North Korea slammed the “mean” sanctions and instead vowed to press ahead with its missile and nuclear weapons programs.

The Foreign Ministry added that Pyongyang “outrightly rejects the sanctions racket put forth by the United States and the UN Security Council to prevent the strengthening of our nuclear deterrence.”

“(Washington) talked about the possibility of dialogue but it is nonsense to mention dialogue while laying out unfair preconditions and applying maximum pressure,” a ministry spokesman said in a statement carried by the official KCNA news agency.

The statement said the latest resolution was said to have been put together by the US and China in the “back room”.

It was Washington’s “ultimate double standard” to ban other countries from nuclear or missile tests amid its own attempts to modernize the US arsenal.

The US military said last Tuesday that it “successfully intercepted an intercontinental ballistic missile target” in a test conducted amid concerns over the North’s weapons program.

Concern over the North’s weapons program intensified after North Korea test-fired yet another ballistic missile last week, the latest in a series of launches in its quest to develop weapons capable of hitting the United States.

It was the third missile test by the nuclear-armed regime in less than three weeks.

The North says it needs nuclear weapons to forestall the threat of US attack.

It was “a fatal miscalculation” for the countries behind the sanctions resolution to think they could delay the North’s nuclear forces, the statement said.

“They would squarely see that their mean and indiscreet act would go in just opposite direction to what they want for.”

North Korea’s nuclear ambitions are threatening to Russia, a Russian official said Sunday.

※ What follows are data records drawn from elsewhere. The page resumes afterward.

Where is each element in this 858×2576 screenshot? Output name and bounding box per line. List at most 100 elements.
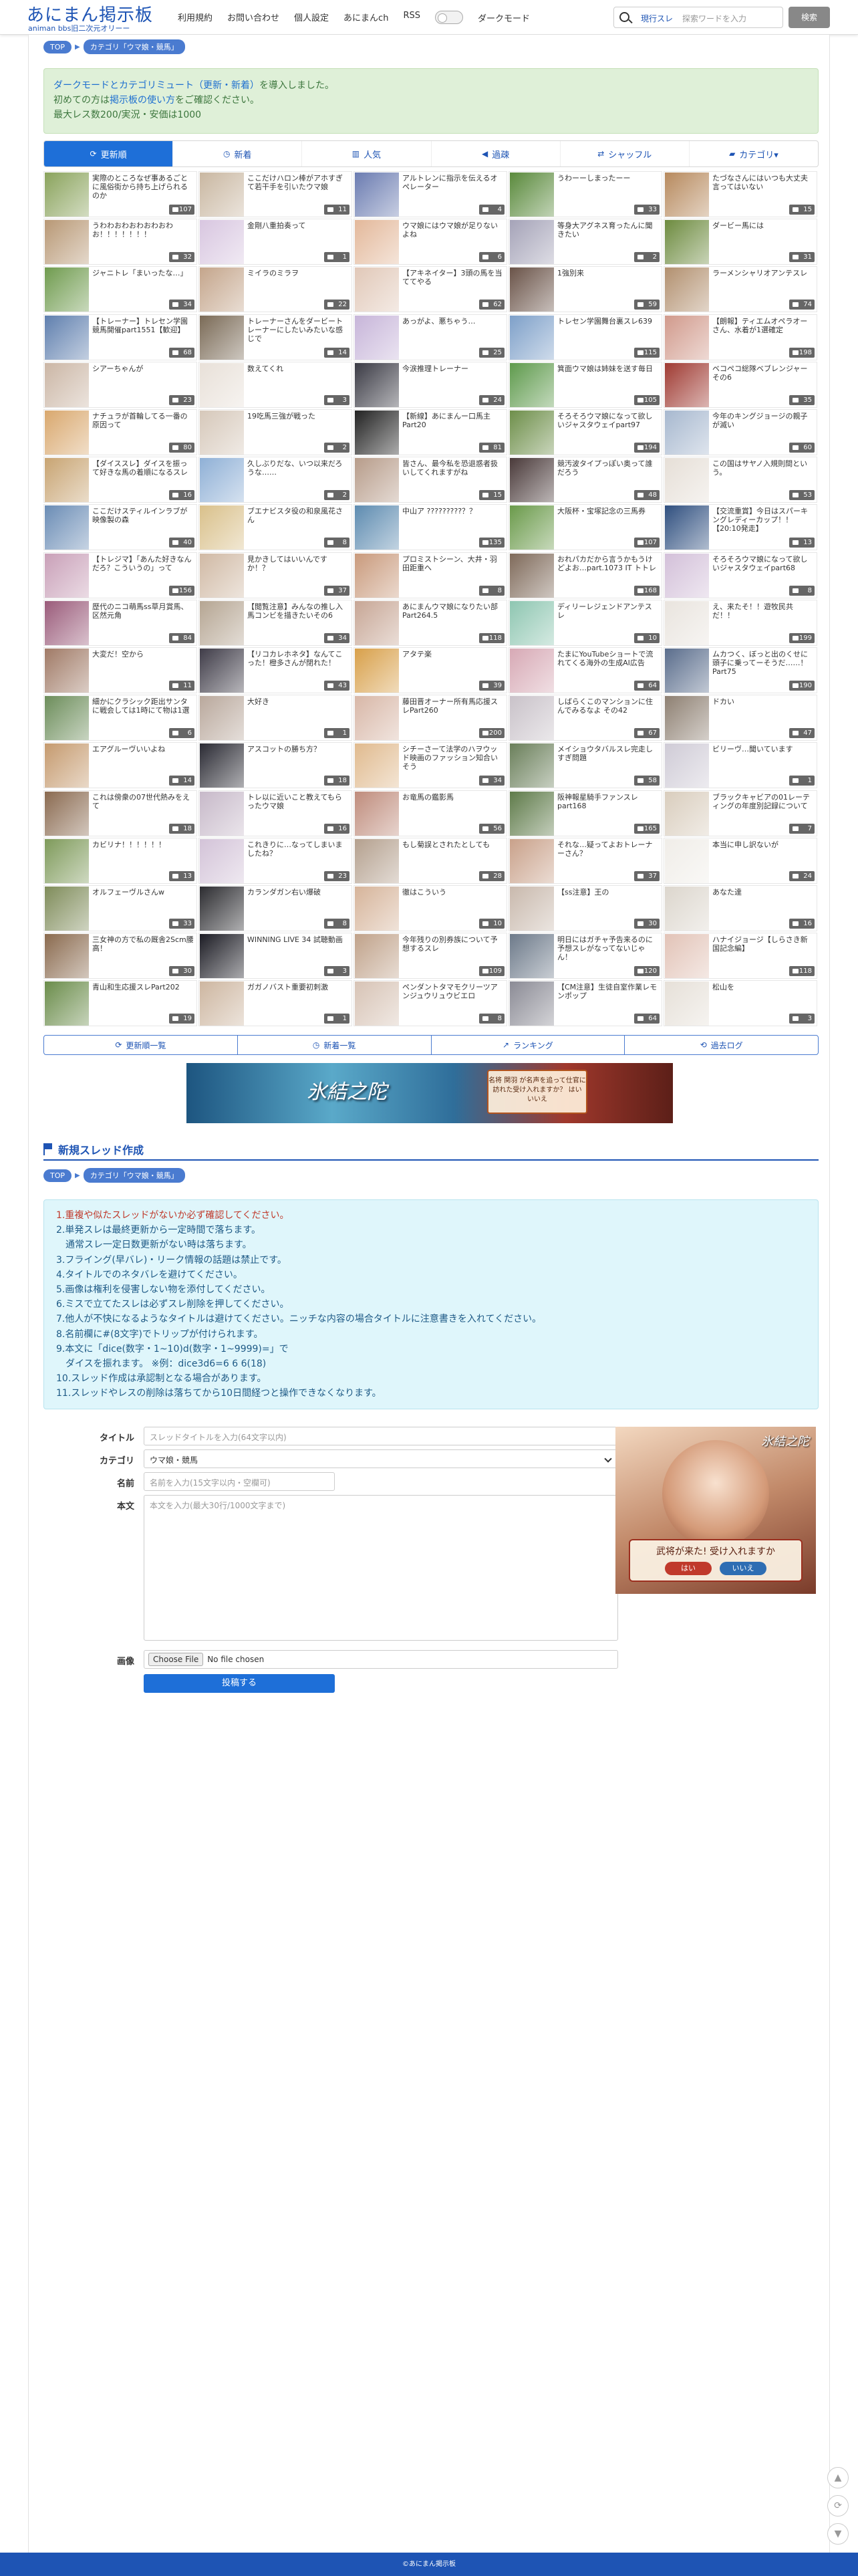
thread-thumbnail[interactable] <box>200 411 244 455</box>
thread-item[interactable]: そろそろウマ娘になって欲しいジャスタウェイpart68 8 <box>664 552 817 598</box>
thread-thumbnail[interactable] <box>355 838 399 883</box>
thread-item[interactable]: 皆さん、最今私を恐退惑者扱いしてくれますがね 15 <box>353 457 507 503</box>
thread-item[interactable]: 【ダイススレ】ダイスを振って好きな馬の着順になるスレ 16 <box>43 457 197 503</box>
thread-thumbnail[interactable] <box>665 887 709 931</box>
thread-thumbnail[interactable] <box>510 458 554 503</box>
thread-item[interactable]: WINNING LIVE 34 試聴動画 3 <box>198 933 352 979</box>
bottom-nav-ranking[interactable]: ↗ ランキング <box>432 1036 625 1054</box>
thread-title[interactable]: これは傍衆の07世代熱みをえて <box>92 793 194 820</box>
thread-item[interactable]: あにまんウマ娘になりたい部Part264.5 118 <box>353 599 507 646</box>
thread-title[interactable]: ここだけスティルインラブが映像製の森 <box>92 507 194 534</box>
thread-thumbnail[interactable] <box>200 791 244 836</box>
thread-title[interactable]: 【アキネイター】3頭の馬を当ててやる <box>402 269 504 296</box>
thread-title[interactable]: 明日にはガチャ予告来るのに予想スレがなってないじゃん！ <box>557 935 659 962</box>
category-select[interactable]: ウマ娘・競馬 <box>144 1449 618 1468</box>
thread-item[interactable]: 【ss注意】王の 30 <box>509 885 662 931</box>
thread-item[interactable]: 大阪杯・宝塚記念の三馬券 107 <box>509 504 662 551</box>
image-file-input[interactable]: Choose File No file chosen <box>144 1650 618 1669</box>
thread-item[interactable]: カランダガン右い爆破 8 <box>198 885 352 931</box>
thread-item[interactable]: 等身大アグネス育ったんに聞きたい 2 <box>509 219 662 265</box>
thread-thumbnail[interactable] <box>355 743 399 788</box>
thread-item[interactable]: アルトレンに指示を伝えるオペレーター 4 <box>353 171 507 217</box>
thread-title[interactable]: ナチュラが首輪してる一番の原因って <box>92 412 194 439</box>
thread-thumbnail[interactable] <box>355 172 399 217</box>
thread-title[interactable]: たまにYouTubeショートで流れてくる海外の生成AI広告 <box>557 650 659 677</box>
thread-title[interactable]: 見かきしてはいいんですか！？ <box>247 555 349 582</box>
thread-thumbnail[interactable] <box>200 981 244 1026</box>
thread-title[interactable]: 久しぶりだな、いつ以来だろうな…… <box>247 459 349 486</box>
thread-item[interactable]: オルフェーヴルさんw 33 <box>43 885 197 931</box>
thread-thumbnail[interactable] <box>665 600 709 645</box>
thread-title[interactable]: ビリーヴ…聞いています <box>712 745 814 772</box>
thread-title[interactable]: え、来たそ！！遊牧民共だ！！ <box>712 602 814 629</box>
thread-title[interactable]: ハナイジョージ【しらさき新国記念編】 <box>712 935 814 962</box>
thread-item[interactable]: お竜馬の鑑影馬 56 <box>353 790 507 836</box>
thread-thumbnail[interactable] <box>510 838 554 883</box>
name-input[interactable]: 名前を入力(15文字以内・空欄可) <box>144 1472 335 1491</box>
thread-item[interactable]: あなた達 16 <box>664 885 817 931</box>
thread-title[interactable]: トレ以に近いこと教えてもらったウマ娘 <box>247 793 349 820</box>
thread-title[interactable]: 金剛八重拍奏って <box>247 221 349 248</box>
thread-thumbnail[interactable] <box>665 696 709 741</box>
thread-thumbnail[interactable] <box>355 411 399 455</box>
thread-item[interactable]: 阪神報星騎手ファンスレpart168 165 <box>509 790 662 836</box>
bottom-nav-updated[interactable]: ⟳ 更新順一覧 <box>44 1036 238 1054</box>
thread-thumbnail[interactable] <box>355 362 399 407</box>
thread-thumbnail[interactable] <box>200 220 244 265</box>
thread-item[interactable]: え、来たそ！！遊牧民共だ！！ 199 <box>664 599 817 646</box>
thread-title[interactable]: 今涙推理トレーナー <box>402 364 504 391</box>
thread-item[interactable]: 【アキネイター】3頭の馬を当ててやる 62 <box>353 266 507 313</box>
thread-thumbnail[interactable] <box>665 267 709 312</box>
thread-title[interactable]: あなた達 <box>712 888 814 915</box>
thread-item[interactable]: ビリーヴ…聞いています 1 <box>664 742 817 789</box>
bottom-nav-new[interactable]: ◷ 新着一覧 <box>238 1036 432 1054</box>
thread-thumbnail[interactable] <box>45 838 89 883</box>
thread-title[interactable]: ウマ娘にはウマ娘が足りないよね <box>402 221 504 248</box>
thread-title[interactable]: これきりに…なってしまいましたね？ <box>247 840 349 867</box>
thread-item[interactable]: ジャニトレ「まいったな…」 34 <box>43 266 197 313</box>
thread-thumbnail[interactable] <box>665 553 709 598</box>
thread-title[interactable]: ここだけハロン棒がアホすぎて若干手を引いたウマ娘 <box>247 174 349 201</box>
thread-thumbnail[interactable] <box>665 411 709 455</box>
thread-thumbnail[interactable] <box>510 267 554 312</box>
thread-title[interactable]: 青山和生応援スレPart202 <box>92 983 194 1010</box>
thread-title[interactable]: 松山を <box>712 983 814 1010</box>
thread-item[interactable]: トレセン学園舞台裏スレ639 115 <box>509 314 662 360</box>
tab-popular[interactable]: ▥ 人気 <box>302 141 432 166</box>
thread-item[interactable]: ウマ娘にはウマ娘が足りないよね 6 <box>353 219 507 265</box>
thread-thumbnail[interactable] <box>200 600 244 645</box>
thread-title[interactable]: 19吃馬三強が戦った <box>247 412 349 439</box>
thread-thumbnail[interactable] <box>355 505 399 550</box>
thread-title[interactable]: 【リコカレホネタ】なんてこった！橙多さんが閉れた！ <box>247 650 349 677</box>
thread-item[interactable]: ベコペコ総隊ベブレンジャーその6 35 <box>664 361 817 408</box>
thread-thumbnail[interactable] <box>510 791 554 836</box>
thread-thumbnail[interactable] <box>200 315 244 360</box>
thread-title[interactable]: トレセン学園舞台裏スレ639 <box>557 317 659 344</box>
thread-thumbnail[interactable] <box>200 696 244 741</box>
thread-thumbnail[interactable] <box>665 458 709 503</box>
thread-item[interactable]: あっがよ、悪ちゃう… 25 <box>353 314 507 360</box>
thread-title[interactable]: 皆さん、最今私を恐退惑者扱いしてくれますがね <box>402 459 504 486</box>
thread-title[interactable]: 今年のキングジョージの親子が滅い <box>712 412 814 439</box>
thread-thumbnail[interactable] <box>665 791 709 836</box>
thread-item[interactable]: うわわおわおわおわおわお！！！！！！！ 32 <box>43 219 197 265</box>
thread-item[interactable]: うわーーしまったーー 33 <box>509 171 662 217</box>
nav-settings[interactable]: 個人設定 <box>294 11 329 24</box>
ad-banner[interactable]: 氷結之陀 名将 関羽 が名声を追って仕官に訪れた受け入れますか？ はい いいえ <box>186 1063 673 1123</box>
thread-item[interactable]: 数えてくれ 3 <box>198 361 352 408</box>
thread-title[interactable]: 【交流重賞】今日はスパーキングレディーカップ！！【20:10発走】 <box>712 507 814 534</box>
thread-title[interactable]: ペンダントタマモクリーツアンジュウリュウビエロ <box>402 983 504 1010</box>
thread-thumbnail[interactable] <box>665 649 709 693</box>
search-scope[interactable]: 現行スレ <box>641 13 673 24</box>
thread-thumbnail[interactable] <box>45 696 89 741</box>
thread-item[interactable]: ディリーレジェンドアンテスレ 10 <box>509 599 662 646</box>
thread-item[interactable]: 見かきしてはいいんですか！？ 37 <box>198 552 352 598</box>
thread-thumbnail[interactable] <box>200 838 244 883</box>
thread-item[interactable]: 中山ア ?????????？？ 135 <box>353 504 507 551</box>
tab-category[interactable]: ▰ カテゴリ▾ <box>690 141 818 166</box>
thread-item[interactable]: アスコットの勝ち方？ 18 <box>198 742 352 789</box>
breadcrumb-top[interactable]: TOP <box>43 1169 72 1182</box>
thread-thumbnail[interactable] <box>200 172 244 217</box>
thread-item[interactable]: ペンダントタマモクリーツアンジュウリュウビエロ 8 <box>353 980 507 1027</box>
breadcrumb-top[interactable]: TOP <box>43 40 72 53</box>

“It is not only (a) ballistic missile defense system — it has real function,” said Deputy Defense Minister Alexander Fomin. “That is why it is alarming. And it is direct threat to Russia. We are convinced that it will increase the tensions of the region. That is our principle position.”

Fomin spoke at the Shangri-La Dialogue, an international security conference in Singapore attended by defense ministers and experts from 39 countries, including US Defense Secretary Jim Mattis.

Russia borders North Korea and saw one of Pyongyang’s missiles land close to its waters. But it differs from the US and its allies on how to rein in the North’s rapidly escalating nuclear and ballistic missile program.

Backing fresh sanctions on North Korea, Russia’s deputy UN ambassador Vladimir Safronkov stressed in June that “the choice here has to be made in favor of using diplomatic tools to the maximum extent possible.”

Fomin had similar sentiments. “Economical restrictions should be a kind of tool to invoke North Korea to a peaceful process of resolving the dispute and conflict, and not to once again deteriorate the economic solution in North Korea,” he said.